Agata Kulesza od czasu, gdy zagrała w oscarowej Idzie Pawła Pawlikowskiego, awansowała do ścisłego grona największych polskich gwiazd. Ma też szansę na karierę międzynarodową. Aktorka dostała rolę w amerykańskiej produkcji True Crimes u boku Christopha Waltza i Jima Carrey'a, który podobno osobiście zabiegał o udział Kuleszy, zachwycony jej rolą w Idzie.

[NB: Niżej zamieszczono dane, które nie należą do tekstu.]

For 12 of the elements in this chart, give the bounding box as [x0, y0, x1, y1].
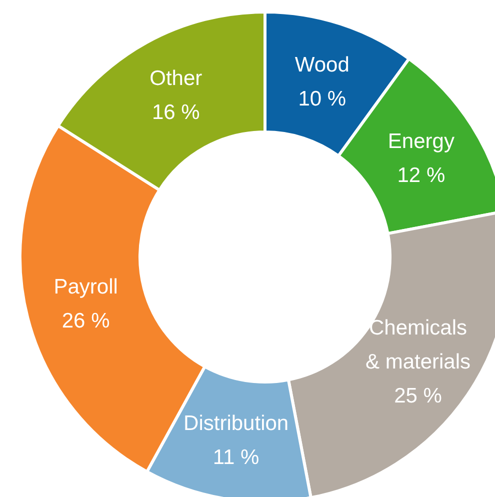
slice-label: Distribution — [184, 412, 289, 436]
slice-label: Wood — [294, 53, 350, 76]
slice-label: Energy — [388, 130, 455, 154]
slice-label: Other — [150, 67, 202, 90]
data-label: 12 % — [397, 164, 446, 188]
data-label: 16 % — [152, 101, 200, 124]
slice-label: Chemicals & materials — [365, 316, 471, 374]
data-label: 26 % — [62, 309, 110, 332]
data-label: 11 % — [212, 446, 260, 470]
slice-label: Payroll — [54, 275, 118, 298]
data-label: 25 % — [394, 384, 442, 408]
data-label: 10 % — [298, 87, 346, 110]
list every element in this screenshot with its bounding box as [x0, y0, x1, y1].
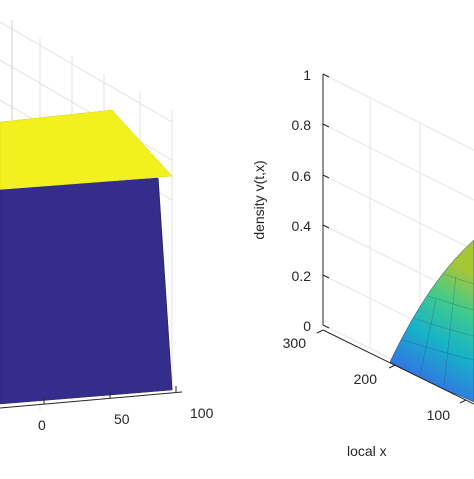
right-x-tick-label: 200	[354, 371, 378, 387]
right-x-ticks	[316, 329, 467, 404]
right-x-axis	[322, 329, 474, 405]
left-x-ticks	[43, 386, 177, 404]
right-z-tick-label: 0.4	[292, 218, 312, 234]
left-x-axis	[0, 391, 183, 409]
right-z-tick-label: 0	[303, 318, 311, 334]
right-z-axis-label: density v(t,x)	[251, 160, 267, 239]
left-x-tick-label: 0	[38, 417, 46, 433]
right-surface-mesh	[401, 273, 474, 387]
right-x-axis-label: local x	[347, 443, 387, 459]
left-surface-top	[0, 109, 173, 191]
left-surface-front	[0, 177, 173, 405]
right-z-tick-label: 1	[303, 67, 311, 83]
right-x-tick-label: 300	[283, 335, 307, 351]
left-surface-edge	[157, 177, 173, 391]
left-x-tick-label: 100	[190, 405, 214, 421]
left-x-tick-label: 50	[114, 411, 130, 427]
right-z-tick-label: 0.8	[292, 117, 312, 133]
right-z-tick-label: 0.2	[292, 268, 312, 284]
right-z-tick-label: 0.6	[292, 168, 312, 184]
right-x-tick-label: 100	[427, 407, 451, 423]
right-z-ticks	[322, 73, 330, 329]
right-panel: 0 0.2 0.4 0.6 0.8 1 density v(t,x) 300 2…	[251, 67, 474, 459]
left-panel: 0 50 100	[0, 20, 214, 433]
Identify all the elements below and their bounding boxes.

Sama Agata podchodzi do tego zamieszania spokojnie i nie uważa, by międzynarodowy sukces miał być powodem, by coś zmieniać w swoim życiu. Dzięki swojej skromności cieszy się dużą sympatią w branży aktorskiej, chociaż kilka aktorek żałuje, że to nie one dostały taką szansę.
Nie oszukujmy się, każda chciałaby zagrać w "Idzie" - ujawniła niedawno Magdalena Cielecka w wywiadzie dla magazynu Pani. Świetna rola, wspaniały film i wszystko, co wraz z nim poszło potem. Nie wiem, czy nazwałabym to zazdrością, bo w słowie zazdrość jest pejoratywna barwa, raczej chodzi o pewien żal. Szkoda, że to ja nie dostałam szansy tego zagrać.
Z Cielecką raczej nie zgodziłaby się premier Beata Szydło. Przypomnijmy: Beata Szydło o "Idzie": "Na pewno nie była promocją Polski. Zdziwiłam się, że dostała Oscara"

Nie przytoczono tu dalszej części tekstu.